A leadership position doesn’t make someone a leader

Many of my clients tell me they want leadership positions. Come to think of it, many of them are already in what most people would call leadership positions. They manage people, direct them, decide on bonuses, hiring, and firing, and so on.
But they aren’t satisfied with their current positions. They don’t know why. They just think they’ll like things more when they are higher on the organizational chart or running a company they started.
They misunderstand leadership, confusing a position or title with having control over their lives. The more your role consists of obligations over which you have no control, the less you are a leader and the more you’re a follower, no matter how high your salary or vaunted your title. You can be a Senator, CEO, President, Chair of the Board, … whatever. If you only meet obligations, you’re not in control of your life. If you’re not in control of your life, you’re going to feel stress, dissatisfaction, and various other forms of wanting. If you confused your leadership-sounding title with ability to control your life, you’ll have internal conflict that you can’t resolve until you understand this aspect of your situation.
When you understand the value of having control over your life — your relationships, your decisions, your tasks, etc — you realize two big things:

  • You can lead from any position.
  • You can develop the skills to control your life now, without a promotion.
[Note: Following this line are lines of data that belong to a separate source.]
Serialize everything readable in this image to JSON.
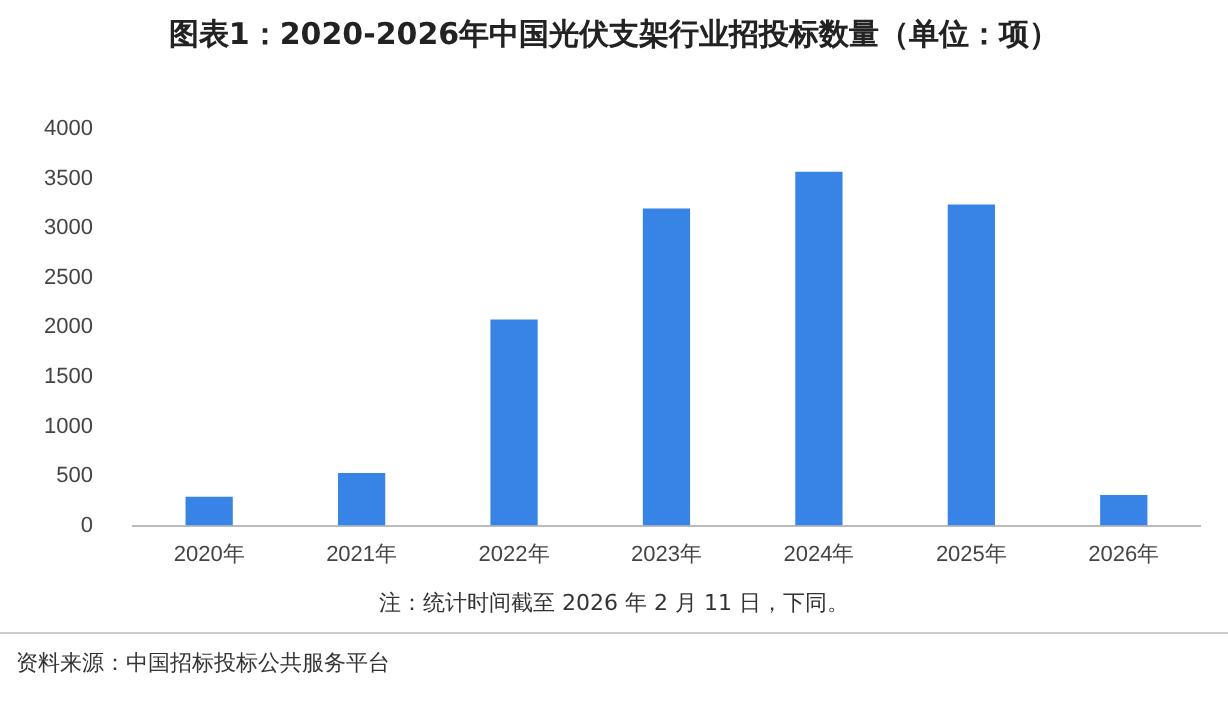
{
  "chart_data": {
    "type": "bar",
    "title": "图表1：2020-2026年中国光伏支架行业招投标数量（单位：项）",
    "categories": [
      "2020年",
      "2021年",
      "2022年",
      "2023年",
      "2024年",
      "2025年",
      "2026年"
    ],
    "values": [
      290,
      530,
      2080,
      3200,
      3570,
      3240,
      310
    ],
    "color": "#3784e6",
    "ylim": [
      0,
      4000
    ],
    "yticks": [
      0,
      500,
      1000,
      1500,
      2000,
      2500,
      3000,
      3500,
      4000
    ],
    "grid": false,
    "annotations": [
      "注：统计时间截至 2026 年 2 月 11 日，下同。",
      "资料来源：中国招标投标公共服务平台"
    ]
  }
}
The second point is major. It leads to people learning to improve their lives right now with everyone, not just work colleagues. You learn to become a leader not by waiting to get promoted but by behaving how people will follow your lead and believing what promotes that behavior. Promotions will more likely follow faster, though you’ll find you want or need them less since you’ll be choosing to work on more important things, doing them more effectively, and enjoying your work more already, no longer limited by titles and positions on charts to decide important things about your life.
Since many clients describe shortcomings in how their managers lead them, an early exercise is to lead their managers in an area that isn’t working well. An exercise like this achieves several goals relevant to most people, including:

  • You take responsibility for your relationship.
  • You learn and practice up-leading.
  • You learn and practice seeing your manager as a person first and position on an organizational chart second.
  • You learn and practice asserting yourself without being aggressive.
  • You force yourself to see things from their perspective.
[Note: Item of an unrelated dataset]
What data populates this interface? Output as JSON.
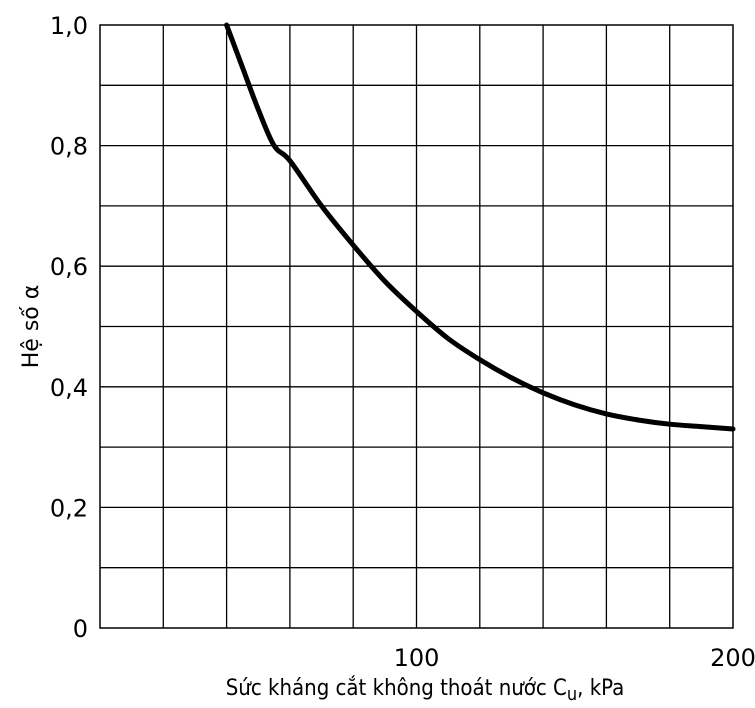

Usually we work up to an exercise like that, first doing solo exercises, then role-playing and practicing to prepare for different eventualities. You don’t need a coach to start practicing up-leading, but for some reason most people don’t do it on their own, probably fear combined with not seeing how to allay risk.
Anyway, skill and experience leading people independent of your positions in company charts opens you to seeing the foundation of leadership and control over your life in behavior, skills, and beliefs, which you start developing quickly.
If you want control over your life, learn behaviors and beliefs that create it. You can do that now. Don’t confuse a title that comes with obligations with control over your life.